Gmail Invitations - A Smart Idea

by Charles Miller on June 24, 2004

Preface. I DO NOT HAVE ANY GMAIL INVITATIONS. I have given them all to friends, co-workers, and one random IRC acquaintance.

We know that Google's parceling out of Gmail invitations was a really smart marketing move. The invite system made the service seem that much more exclusive, and thus that much more desireable. However, I'm betting it wasn't their primary motivation.
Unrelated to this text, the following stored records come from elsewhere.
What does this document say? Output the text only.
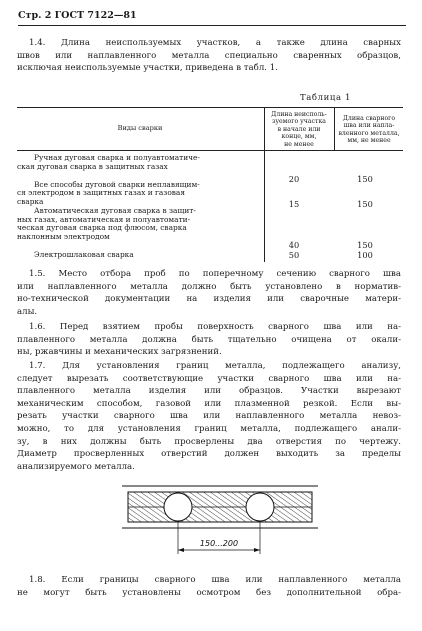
Стр. 2 ГОСТ 7122—81

1.4. Длина неиспользуемых участков, а также длина сварных
швов или наплавленного металла специально сваренных образцов,
исключая неиспользуемые участки, приведена в табл. 1.

Таблица 1
Виды сварки
Длина неисполь-
зуемого участка
в начале или
конце, мм,
не менее
Длина сварного
шва или напла-
вленного металла,
мм, не менее
Ручная дуговая сварка и полуавтоматиче-
ская дуговая сварка в защитных газах
20	150
Все способы дуговой сварки неплавящим-
ся электродом в защитных газах и газовая
сварка	15	150
Автоматическая дуговая сварка в защит-
ных газах, автоматическая и полуавтомати-
ческая дуговая сварка под флюсом, сварка
наклонным электродом
40	150
Электрошлаковая сварка	50	100

1.5. Место отбора проб по поперечному сечению сварного шва
или наплавленного металла должно быть установлено в норматив-
но-технической документации на изделия или сварочные матери-
алы.

1.6. Перед взятием пробы поверхность сварного шва или на-
плавленного металла должна быть тщательно очищена от окали-
ны, ржавчины и механических загрязнений.

1.7. Для установления границ металла, подлежащего анализу,
следует вырезать соответствующие участки сварного шва или на-
плавленного металла изделия или образцов. Участки вырезают
механическим способом, газовой или плазменной резкой. Если вы-
резать участки сварного шва или наплавленного металла невоз-
можно, то для установления границ металла, подлежащего анали-
зу, в них должны быть просверлены два отверстия по чертежу.
Диаметр просверленных отверстий должен выходить за пределы
анализируемого металла.

150...200

1.8. Если границы сварного шва или наплавленного металла
не могут быть установлены осмотром без дополнительной обра-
I suspect there was a far more important reason to launch the service this way: stability.

Here's a possible scenario.

Google finish the beta program for Gmail, and open subscriptions to the public. Over the next few days, millions of people subscribe and explore the interface. Many start pumping their mail archives into the service. This creates a load-spike orders of magnitude higher than the service would normally have to maintain.

At the same time, some Google engineer starts discovering that a number of parts of Gmail that they thought would scale linearly, don't.
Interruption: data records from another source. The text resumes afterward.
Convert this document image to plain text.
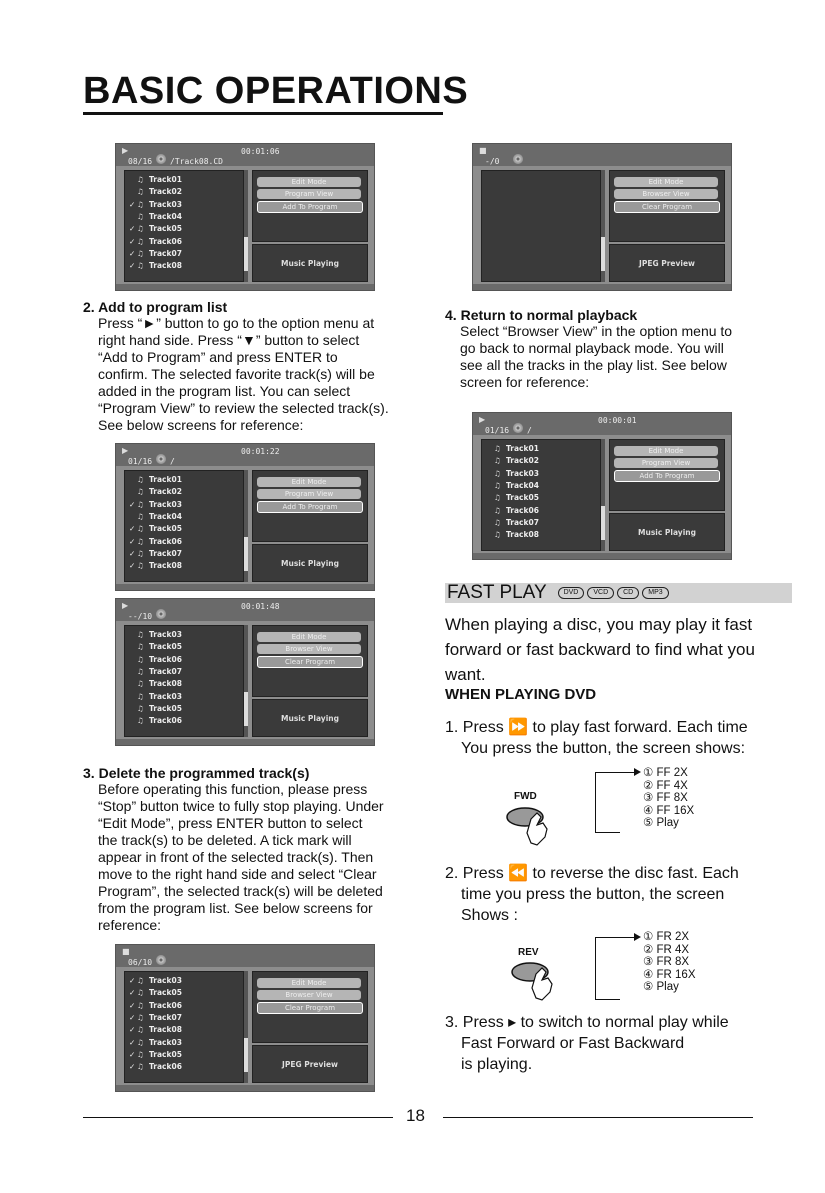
BASIC OPERATIONS
▶	00:01:06
08/16 /Track08.CD
♫ Track01
♫ Track02
✓ ♫ Track03
♫ Track04
✓ ♫ Track05
✓ ♫ Track06
✓ ♫ Track07
✓ ♫ Track08
Edit Mode
Program View
Add To Program
Music Playing
▶	00:01:22
01/16 /
♫ Track01
♫ Track02
✓ ♫ Track03
♫ Track04
✓ ♫ Track05
✓ ♫ Track06
✓ ♫ Track07
✓ ♫ Track08
Edit Mode
Program View
Add To Program
Music Playing
▶	00:01:48
--/10
♫ Track03
♫ Track05
♫ Track06
♫ Track07
♫ Track08
♫ Track03
♫ Track05
♫ Track06
Edit Mode
Browser View
Clear Program
Music Playing
■
06/10
✓ ♫ Track03
✓ ♫ Track05
✓ ♫ Track06
✓ ♫ Track07
✓ ♫ Track08
✓ ♫ Track03
✓ ♫ Track05
✓ ♫ Track06
Edit Mode
Browser View
Clear Program
JPEG Preview
■
-/0
Edit Mode
Browser View
Clear Program
JPEG Preview
▶	00:00:01
01/16 /
♫ Track01
♫ Track02
♫ Track03
♫ Track04
♫ Track05
♫ Track06
♫ Track07
♫ Track08
Edit Mode
Program View
Add To Program
Music Playing
2. Add to program list
Press “►” button to go to the option menu at
right hand side. Press “▼” button to select
“Add to Program” and press ENTER to
confirm. The selected favorite track(s) will be
added in the program list. You can select
“Program View” to review the selected track(s).
See below screens for reference:
3. Delete the programmed track(s)
Before operating this function, please press
“Stop” button twice to fully stop playing. Under
“Edit Mode”, press ENTER button to select
the track(s) to be deleted. A tick mark will
appear in front of the selected track(s). Then
move to the right hand side and select “Clear
Program”, the selected track(s) will be deleted
from the program list. See below screens for
reference:
4. Return to normal playback
Select “Browser View” in the option menu to
go back to normal playback mode. You will
see all the tracks in the play list. See below
screen for reference:
FAST PLAY DVD VCD CD MP3
When playing a disc, you may play it fast
forward or fast backward to find what you
want.
WHEN PLAYING DVD
1. Press ⏩ to play fast forward. Each time
You press the button, the screen shows:
FWD
① FF 2X
② FF 4X
③ FF 8X
④ FF 16X
⑤ Play
2. Press ⏪ to reverse the disc fast. Each
time you press the button, the screen
Shows :
REV
① FR 2X
② FR 4X
③ FR 8X
④ FR 16X
⑤ Play
3. Press ▸ to switch to normal play while
Fast Forward or Fast Backward
is playing.
18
Over the next month Gmail is down more often than it is up, none of the programmers are getting any sleep because they're too busy putting out fires, and some sub-editor at the New York Times decides "Gfail?" would make a good headline for the post-mortem, which really isn't good publicity for a company looking towards its IPO.

Invite codes are a really smart way to control growth. After a few weeks, anyone "in the know" enough to really want a Gmail account, can have one. At the same time, Google can control the service's rate of growth. There's no explosive rush, and if anyone notices something isn't scaling as well as it should, they can throttle back the issue of new invitations until the problem is solved, without too many sleepless nights.

Unfortunately, it's the sort of tactic that only works if you're as desireable a service as Google: giving Bob three invitations only helps if Bob knows three people who want to sign up. If you're just a startup with a good idea, an invitation program would just kill any chance of your service getting traction.

I wouldn't be surprised, though, if I saw future big-name MMORPGs opening their doors post-beta with an invitation program.